As Richards describes in Life, the group came together over classic R&B and some serious record collecting. In the early 60s, if you wanted music, you didn't bit torrent it when the spirit moved you. You had to haunt the record shops, and for the Brits, that meant scouring through not just records but imports to boot, and, for that matter, 45s, the one-song singles. Albums weren't the thing yet, although they did exist. Being a music fan was work, but it was worth it because it got you past the mainstream into where the action was. And, if you were lucky, it helped you create the Rolling Stones.

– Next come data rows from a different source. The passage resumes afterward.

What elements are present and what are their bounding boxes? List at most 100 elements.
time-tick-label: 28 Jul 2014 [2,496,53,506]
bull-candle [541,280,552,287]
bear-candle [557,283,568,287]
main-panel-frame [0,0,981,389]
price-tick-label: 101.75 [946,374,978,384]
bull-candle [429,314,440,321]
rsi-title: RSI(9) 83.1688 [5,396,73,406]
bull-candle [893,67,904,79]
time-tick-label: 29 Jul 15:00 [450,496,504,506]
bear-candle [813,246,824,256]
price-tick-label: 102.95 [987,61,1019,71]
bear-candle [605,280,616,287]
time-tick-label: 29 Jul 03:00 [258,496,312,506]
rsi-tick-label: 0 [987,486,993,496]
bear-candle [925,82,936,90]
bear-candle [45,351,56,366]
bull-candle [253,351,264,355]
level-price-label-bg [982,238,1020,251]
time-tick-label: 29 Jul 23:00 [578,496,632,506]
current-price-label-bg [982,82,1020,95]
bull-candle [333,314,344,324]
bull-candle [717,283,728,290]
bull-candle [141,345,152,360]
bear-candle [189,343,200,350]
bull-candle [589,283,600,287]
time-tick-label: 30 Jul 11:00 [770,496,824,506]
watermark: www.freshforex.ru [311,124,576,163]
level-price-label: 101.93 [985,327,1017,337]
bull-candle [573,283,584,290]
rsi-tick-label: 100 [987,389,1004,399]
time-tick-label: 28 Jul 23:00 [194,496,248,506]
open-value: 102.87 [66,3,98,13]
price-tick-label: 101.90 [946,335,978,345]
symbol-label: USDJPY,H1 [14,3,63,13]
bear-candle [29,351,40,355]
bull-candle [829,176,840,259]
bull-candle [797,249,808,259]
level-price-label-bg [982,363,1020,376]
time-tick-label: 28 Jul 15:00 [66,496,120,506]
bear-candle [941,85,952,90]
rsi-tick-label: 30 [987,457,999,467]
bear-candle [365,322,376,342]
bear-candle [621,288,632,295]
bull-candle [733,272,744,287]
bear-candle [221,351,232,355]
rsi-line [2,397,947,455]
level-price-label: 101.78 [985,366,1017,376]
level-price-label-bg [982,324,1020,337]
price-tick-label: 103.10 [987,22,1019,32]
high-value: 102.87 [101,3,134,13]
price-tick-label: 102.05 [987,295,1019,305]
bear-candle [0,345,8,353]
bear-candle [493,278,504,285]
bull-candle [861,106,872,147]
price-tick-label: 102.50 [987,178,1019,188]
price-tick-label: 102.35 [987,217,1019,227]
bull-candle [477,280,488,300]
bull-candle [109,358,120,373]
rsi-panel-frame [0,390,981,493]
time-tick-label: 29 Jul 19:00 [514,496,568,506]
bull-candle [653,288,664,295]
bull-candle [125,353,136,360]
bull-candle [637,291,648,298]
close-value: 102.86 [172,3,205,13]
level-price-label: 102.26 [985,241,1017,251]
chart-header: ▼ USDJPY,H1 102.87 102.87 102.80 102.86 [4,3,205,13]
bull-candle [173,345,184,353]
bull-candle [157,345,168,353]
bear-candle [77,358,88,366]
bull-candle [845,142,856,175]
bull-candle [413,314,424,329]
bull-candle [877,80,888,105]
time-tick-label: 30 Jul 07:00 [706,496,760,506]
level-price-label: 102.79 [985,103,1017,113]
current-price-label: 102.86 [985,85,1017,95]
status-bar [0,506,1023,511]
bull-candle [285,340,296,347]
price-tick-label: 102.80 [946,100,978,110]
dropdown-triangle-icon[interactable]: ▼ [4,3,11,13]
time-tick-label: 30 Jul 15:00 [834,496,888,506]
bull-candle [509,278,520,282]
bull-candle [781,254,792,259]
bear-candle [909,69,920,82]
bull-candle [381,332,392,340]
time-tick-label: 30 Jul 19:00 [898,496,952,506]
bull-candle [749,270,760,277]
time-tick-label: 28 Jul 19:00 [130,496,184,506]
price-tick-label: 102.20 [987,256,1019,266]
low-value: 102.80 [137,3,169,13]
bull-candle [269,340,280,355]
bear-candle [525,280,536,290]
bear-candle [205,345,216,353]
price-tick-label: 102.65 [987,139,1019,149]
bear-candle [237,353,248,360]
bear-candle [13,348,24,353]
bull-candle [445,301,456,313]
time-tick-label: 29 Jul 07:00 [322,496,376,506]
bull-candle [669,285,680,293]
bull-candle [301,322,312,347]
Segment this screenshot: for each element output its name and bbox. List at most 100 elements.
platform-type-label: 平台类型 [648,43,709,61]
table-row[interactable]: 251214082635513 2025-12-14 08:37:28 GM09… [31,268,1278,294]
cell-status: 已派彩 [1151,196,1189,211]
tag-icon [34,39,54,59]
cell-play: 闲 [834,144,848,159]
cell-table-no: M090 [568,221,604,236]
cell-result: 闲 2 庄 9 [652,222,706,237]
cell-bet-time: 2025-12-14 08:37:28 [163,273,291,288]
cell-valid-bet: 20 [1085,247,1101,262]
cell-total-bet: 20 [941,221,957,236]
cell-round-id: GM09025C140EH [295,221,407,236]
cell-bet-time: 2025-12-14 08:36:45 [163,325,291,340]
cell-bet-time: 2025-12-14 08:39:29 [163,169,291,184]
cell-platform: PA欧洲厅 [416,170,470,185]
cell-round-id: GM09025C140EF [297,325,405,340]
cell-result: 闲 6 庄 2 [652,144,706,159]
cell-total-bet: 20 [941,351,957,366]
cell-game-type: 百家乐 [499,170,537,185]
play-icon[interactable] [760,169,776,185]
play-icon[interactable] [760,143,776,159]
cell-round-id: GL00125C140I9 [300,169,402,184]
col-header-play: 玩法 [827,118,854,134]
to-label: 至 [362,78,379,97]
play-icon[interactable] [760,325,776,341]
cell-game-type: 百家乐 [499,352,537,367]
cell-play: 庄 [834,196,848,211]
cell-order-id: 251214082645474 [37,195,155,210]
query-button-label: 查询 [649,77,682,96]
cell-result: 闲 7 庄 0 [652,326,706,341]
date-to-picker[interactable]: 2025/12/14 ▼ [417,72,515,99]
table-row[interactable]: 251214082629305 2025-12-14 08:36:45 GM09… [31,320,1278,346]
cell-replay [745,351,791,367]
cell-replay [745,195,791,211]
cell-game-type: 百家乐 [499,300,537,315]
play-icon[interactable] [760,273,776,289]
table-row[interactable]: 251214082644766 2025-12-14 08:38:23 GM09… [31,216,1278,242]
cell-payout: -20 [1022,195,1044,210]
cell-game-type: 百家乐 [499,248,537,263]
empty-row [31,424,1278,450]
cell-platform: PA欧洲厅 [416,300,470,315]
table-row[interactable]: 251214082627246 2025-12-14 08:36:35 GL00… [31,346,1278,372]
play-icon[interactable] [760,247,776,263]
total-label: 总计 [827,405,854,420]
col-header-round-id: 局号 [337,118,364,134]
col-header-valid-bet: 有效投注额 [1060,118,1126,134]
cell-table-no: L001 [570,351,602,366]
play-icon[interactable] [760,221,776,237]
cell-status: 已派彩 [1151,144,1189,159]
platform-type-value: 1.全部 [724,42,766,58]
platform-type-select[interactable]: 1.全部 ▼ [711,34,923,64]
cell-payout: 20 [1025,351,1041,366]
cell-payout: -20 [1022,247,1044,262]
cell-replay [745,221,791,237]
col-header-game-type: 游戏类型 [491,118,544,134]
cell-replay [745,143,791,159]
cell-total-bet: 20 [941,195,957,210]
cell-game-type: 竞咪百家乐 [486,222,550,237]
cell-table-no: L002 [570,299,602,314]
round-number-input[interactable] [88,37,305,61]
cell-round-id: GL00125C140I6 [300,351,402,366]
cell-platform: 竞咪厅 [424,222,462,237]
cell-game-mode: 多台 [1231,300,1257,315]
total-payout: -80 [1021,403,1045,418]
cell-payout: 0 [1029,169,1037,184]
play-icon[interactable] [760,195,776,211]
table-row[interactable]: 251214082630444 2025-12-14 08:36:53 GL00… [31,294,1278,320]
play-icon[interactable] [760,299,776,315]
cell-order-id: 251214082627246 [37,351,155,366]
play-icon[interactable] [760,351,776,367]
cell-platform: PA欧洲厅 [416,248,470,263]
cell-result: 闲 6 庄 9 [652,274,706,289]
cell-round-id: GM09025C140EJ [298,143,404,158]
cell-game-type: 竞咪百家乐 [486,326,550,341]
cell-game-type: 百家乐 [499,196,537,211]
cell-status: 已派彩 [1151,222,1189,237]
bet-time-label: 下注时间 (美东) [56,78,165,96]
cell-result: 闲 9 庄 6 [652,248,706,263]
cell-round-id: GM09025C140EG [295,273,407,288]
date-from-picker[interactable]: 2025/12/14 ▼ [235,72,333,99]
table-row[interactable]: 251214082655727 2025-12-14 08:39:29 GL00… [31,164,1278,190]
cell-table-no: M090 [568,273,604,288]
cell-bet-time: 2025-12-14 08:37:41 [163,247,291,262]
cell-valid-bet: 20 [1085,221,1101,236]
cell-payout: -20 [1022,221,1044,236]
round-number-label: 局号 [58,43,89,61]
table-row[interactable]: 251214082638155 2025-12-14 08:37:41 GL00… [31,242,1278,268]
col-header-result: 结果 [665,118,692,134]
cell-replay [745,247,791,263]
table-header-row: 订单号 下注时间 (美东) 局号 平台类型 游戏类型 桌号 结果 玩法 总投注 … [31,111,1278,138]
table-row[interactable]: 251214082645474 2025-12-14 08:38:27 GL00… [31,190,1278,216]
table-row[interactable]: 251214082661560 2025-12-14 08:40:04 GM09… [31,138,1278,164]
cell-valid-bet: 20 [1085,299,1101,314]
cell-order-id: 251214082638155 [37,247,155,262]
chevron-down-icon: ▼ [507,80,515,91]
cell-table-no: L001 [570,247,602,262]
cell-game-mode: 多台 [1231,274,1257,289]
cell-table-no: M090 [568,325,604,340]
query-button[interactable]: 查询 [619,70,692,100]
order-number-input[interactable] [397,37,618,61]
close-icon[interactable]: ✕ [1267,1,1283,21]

Richards's autobiography is highly recommended, but I would suggest you forego the paper version and acquire the audiobook, which he reads some of, along with Johnny Depp (and another narrator of less fame, but much ability). It's a worthwhile combination of performance and content, which as has been noted on earlier posts, is what audiobooks are all about.

The meaning of the Marshall amp

"If it's too loud, you're too old." And, by now, probably half deaf.

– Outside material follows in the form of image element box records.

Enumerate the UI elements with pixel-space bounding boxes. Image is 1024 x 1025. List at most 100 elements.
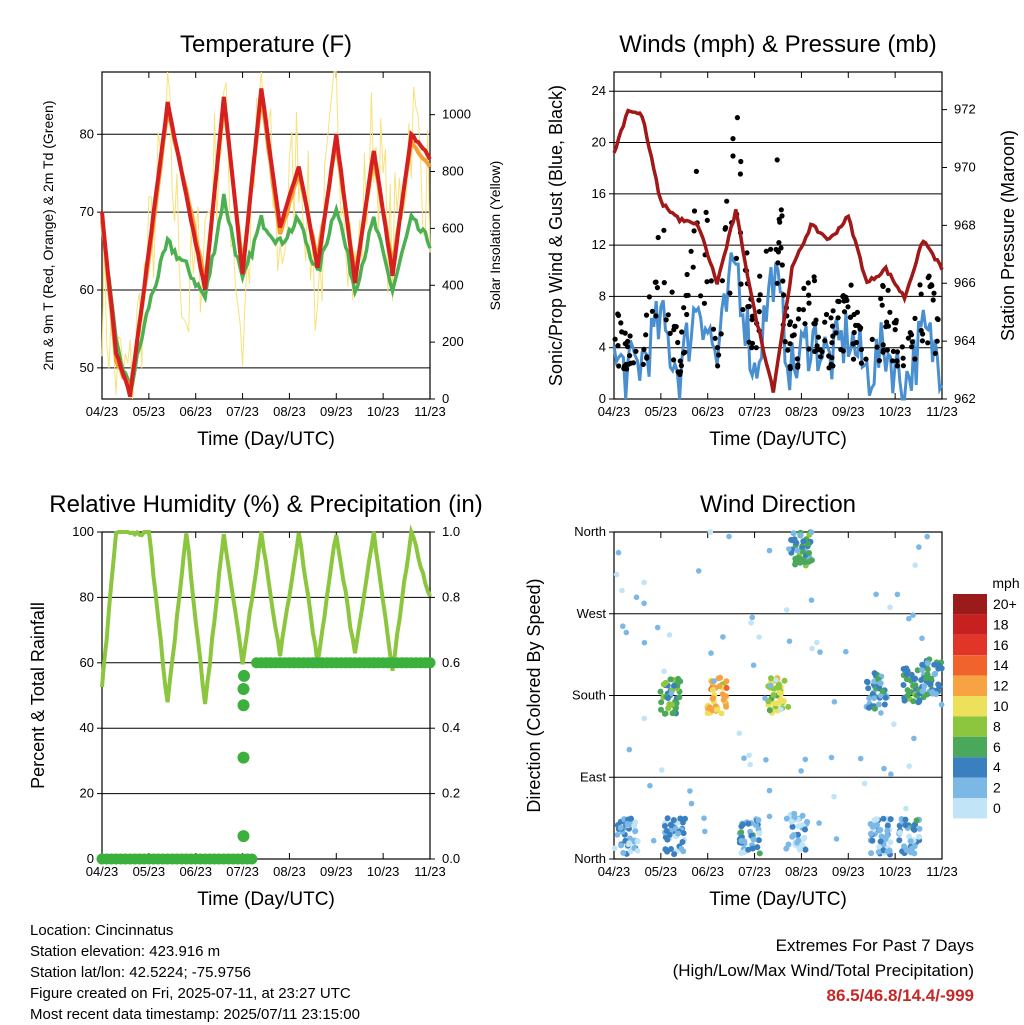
colorbar-swatch	[953, 777, 987, 798]
gust-point	[654, 285, 661, 291]
gust-point	[835, 315, 841, 321]
direction-point	[924, 660, 931, 667]
sonic-wind-line	[612, 252, 944, 401]
direction-point	[788, 818, 795, 825]
gust-point	[880, 283, 886, 289]
extremes-box: Extremes For Past 7 Days (High/Low/Max W…	[673, 933, 974, 1008]
direction-point	[678, 845, 685, 852]
direction-point	[861, 780, 868, 787]
direction-point	[741, 755, 747, 761]
direction-point	[749, 845, 756, 852]
gust-point	[802, 321, 808, 327]
gust-point	[909, 344, 915, 350]
colorbar-swatch	[953, 798, 987, 819]
gust-point	[883, 324, 889, 330]
elevation-text: Station elevation: 423.916 m	[30, 943, 221, 960]
gust-point	[738, 158, 744, 165]
gust-point	[918, 291, 924, 297]
direction-point	[884, 822, 891, 829]
direction-point	[887, 839, 894, 846]
direction-point	[792, 559, 799, 566]
gust-point	[811, 274, 817, 280]
direction-point	[938, 665, 945, 672]
y2-tick-label: 0.6	[442, 655, 460, 670]
direction-point	[843, 648, 849, 655]
gust-point	[727, 290, 733, 296]
direction-point	[902, 816, 909, 823]
direction-point	[682, 815, 688, 822]
gust-point	[746, 303, 752, 310]
precip-point	[424, 657, 436, 669]
gust-point	[684, 271, 690, 278]
direction-point	[791, 810, 798, 817]
direction-point	[748, 620, 754, 626]
gust-point	[756, 309, 762, 315]
direction-point	[766, 707, 773, 714]
gust-point	[830, 308, 836, 314]
gust-point	[920, 331, 926, 337]
direction-point	[868, 830, 874, 837]
direction-point	[650, 837, 657, 844]
direction-point	[877, 838, 884, 845]
gust-point	[792, 323, 798, 329]
plot-frame	[101, 531, 431, 860]
direction-point	[620, 623, 626, 629]
y-tick-label: 40	[80, 720, 94, 735]
direction-point	[799, 548, 806, 555]
gust-point	[690, 264, 696, 270]
direction-point	[794, 547, 801, 554]
x-tick-label: 06/23	[179, 864, 212, 879]
gust-point	[934, 338, 940, 344]
direction-point	[667, 676, 674, 683]
gust-point	[900, 355, 906, 361]
gust-point	[688, 248, 694, 254]
humidity-line	[100, 524, 432, 705]
gust-point	[891, 320, 897, 326]
y2-tick-label: 962	[954, 391, 976, 406]
gust-point	[778, 245, 784, 251]
y-tick-label: 0	[599, 391, 606, 406]
direction-point	[658, 699, 665, 706]
gust-point	[858, 346, 865, 353]
direction-point	[933, 691, 939, 698]
direction-point	[615, 549, 622, 556]
gust-point	[931, 290, 937, 296]
colorbar-label: 4	[993, 759, 1001, 775]
direction-point	[783, 607, 790, 613]
gust-point	[681, 350, 687, 356]
extremes-title: Extremes For Past 7 Days	[775, 936, 974, 955]
x-tick-label: 09/23	[832, 864, 865, 879]
y-tick-label: 24	[592, 83, 606, 98]
gust-point	[806, 300, 812, 306]
x-tick-label: 10/23	[879, 404, 912, 419]
direction-point	[903, 805, 909, 812]
direction-point	[907, 838, 914, 845]
gust-point	[833, 330, 839, 336]
y2-tick-label: 1000	[442, 107, 471, 122]
gust-point	[757, 273, 763, 279]
gust-point	[716, 352, 722, 358]
y-tick-label: 20	[592, 135, 606, 150]
direction-point	[667, 821, 674, 828]
gust-point	[892, 327, 898, 333]
gust-point	[774, 157, 780, 163]
colorbar-swatch	[953, 757, 987, 778]
direction-point	[773, 677, 779, 683]
direction-point	[896, 837, 903, 844]
direction-point	[614, 832, 621, 838]
x-axis-label: Time (Day/UTC)	[197, 429, 335, 450]
direction-point	[809, 645, 815, 652]
gust-point	[795, 316, 802, 322]
direction-point	[806, 550, 813, 556]
direction-point	[790, 832, 797, 839]
direction-point	[695, 568, 702, 574]
direction-point	[706, 705, 713, 712]
gust-point	[675, 339, 681, 346]
y-tick-label: 100	[72, 524, 94, 539]
y2-tick-label: 0	[442, 391, 449, 406]
direction-point	[802, 559, 809, 566]
direction-point	[831, 699, 838, 705]
gust-point	[641, 346, 647, 352]
direction-point	[865, 685, 872, 692]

I have been to plenty of rock concerts. At some of them, you couldn't really hear the music, which does seem to lessen the quality of the experience. It wasn't that the music was too soft to hear: it was too loud. The recently deceased Jim Marshall, creator of the Marshall amp, can be directly tracked as the source of volume in stadium rock. Like most people, I knew that there was such a thing as a Marshall amp, so I marginally understood why his passing was noted. An article by William Weir explains it:

Marshall...had the fortune of having a 20-year-old Pete Townshend for a customer. Townshend told Marshall he wanted to hear himself over The Who's audience and rhythm section. Thus was born the first 100-watt amp. Add to that two cabinets, each bearing four speakers—together, the components came to be known as the Marshall stack—and Marshall secured himself a permanent spot on any history-of-loudness timeline... Townshend's wish to hear himself play over his bandmates and audience was certainly a reasonable one. But his discussing it with Marshall—who could actually do something about it—might be the moment arena rock was born, and the start of a widening divide between audience and performer.

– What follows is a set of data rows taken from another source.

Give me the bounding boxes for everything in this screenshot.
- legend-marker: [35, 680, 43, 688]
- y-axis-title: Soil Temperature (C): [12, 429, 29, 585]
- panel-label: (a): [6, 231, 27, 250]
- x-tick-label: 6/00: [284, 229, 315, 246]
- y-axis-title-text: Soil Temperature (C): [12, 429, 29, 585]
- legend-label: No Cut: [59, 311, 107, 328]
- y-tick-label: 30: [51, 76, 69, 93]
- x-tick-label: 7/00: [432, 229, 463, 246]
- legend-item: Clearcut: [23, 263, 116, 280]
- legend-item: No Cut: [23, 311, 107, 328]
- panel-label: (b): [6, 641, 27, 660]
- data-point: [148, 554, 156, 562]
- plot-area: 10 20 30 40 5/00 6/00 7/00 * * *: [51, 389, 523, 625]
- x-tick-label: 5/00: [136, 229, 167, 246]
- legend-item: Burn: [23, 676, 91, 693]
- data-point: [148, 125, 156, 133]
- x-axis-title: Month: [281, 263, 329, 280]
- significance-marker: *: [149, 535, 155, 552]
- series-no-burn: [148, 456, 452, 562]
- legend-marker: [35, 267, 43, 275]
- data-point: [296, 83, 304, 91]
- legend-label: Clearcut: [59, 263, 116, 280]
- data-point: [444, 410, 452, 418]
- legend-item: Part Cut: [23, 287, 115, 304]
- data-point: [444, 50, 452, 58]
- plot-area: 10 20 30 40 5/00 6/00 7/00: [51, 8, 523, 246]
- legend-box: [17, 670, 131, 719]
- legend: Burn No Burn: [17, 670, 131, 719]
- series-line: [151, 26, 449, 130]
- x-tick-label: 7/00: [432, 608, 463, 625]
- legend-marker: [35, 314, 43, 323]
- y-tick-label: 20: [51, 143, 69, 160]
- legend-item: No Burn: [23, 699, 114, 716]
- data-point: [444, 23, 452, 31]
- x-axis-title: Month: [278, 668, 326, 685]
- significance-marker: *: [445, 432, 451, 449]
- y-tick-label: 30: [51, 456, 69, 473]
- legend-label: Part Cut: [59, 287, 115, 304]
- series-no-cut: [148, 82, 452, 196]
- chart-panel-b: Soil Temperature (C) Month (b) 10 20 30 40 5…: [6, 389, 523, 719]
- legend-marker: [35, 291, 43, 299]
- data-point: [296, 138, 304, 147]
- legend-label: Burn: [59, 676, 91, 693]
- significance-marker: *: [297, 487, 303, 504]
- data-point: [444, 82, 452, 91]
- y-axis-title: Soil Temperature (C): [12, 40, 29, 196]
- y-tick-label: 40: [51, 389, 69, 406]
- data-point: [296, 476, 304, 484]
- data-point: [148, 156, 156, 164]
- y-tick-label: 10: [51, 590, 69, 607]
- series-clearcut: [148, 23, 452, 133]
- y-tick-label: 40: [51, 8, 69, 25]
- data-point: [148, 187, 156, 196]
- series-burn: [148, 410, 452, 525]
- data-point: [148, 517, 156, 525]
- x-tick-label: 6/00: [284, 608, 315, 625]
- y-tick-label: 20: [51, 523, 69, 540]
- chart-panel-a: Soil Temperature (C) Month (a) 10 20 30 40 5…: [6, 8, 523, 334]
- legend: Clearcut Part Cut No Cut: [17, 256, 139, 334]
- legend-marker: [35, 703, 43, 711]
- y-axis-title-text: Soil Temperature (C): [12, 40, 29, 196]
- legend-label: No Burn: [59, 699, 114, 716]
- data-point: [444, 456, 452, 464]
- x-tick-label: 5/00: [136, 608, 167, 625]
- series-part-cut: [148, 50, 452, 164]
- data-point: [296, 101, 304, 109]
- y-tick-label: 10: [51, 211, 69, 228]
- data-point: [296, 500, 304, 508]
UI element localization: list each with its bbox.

In other words, it was the beginning of the battle of the bands versus the listeners' eardrums: How the Marshall Amp Changed Rock—and the Meaning of 'Loud'.

The book tour

If you're going to write a novel, which is an endeavor of great discipline, you're going to imagine a number of things. First of all, you're going to imagine that your book will be a bestseller, and you'll make enough money to give up your day job at the widget factory to spend the rest of your free time playing golf with Jame Patterson down in Palm Beach. Then you're going to have to believe that your great success means that your hungry fans want to meet you in the flesh and listen to you read from your future classic.

It is nice to dream.

A number of writers have finished their books, and with varying degrees of success (and I'm not sure how many rounds on the links with Mr. Patterson) gone on tour to promote their work. The results, as repaired in The Awl, have been mixed:

No one has heckled me yet, although I did have one guy at a reading come up to me and start asking me questions about the technology of the TM-31 and how it works and it took about five minutes for me to realize what was happening—it was about the time that I noticed how glassy his eyes were—and then he finally just came out and said it: he was a time traveler, too, and he wanted to know if I could do it anytime I wanted or had to use the machine the way I described in the book.

The title of the piece is self-explanatory. It's fun even if you don't have a bestseller in your personal oven: Nine Writers And Publicists Tell All About Readings And Book Tours.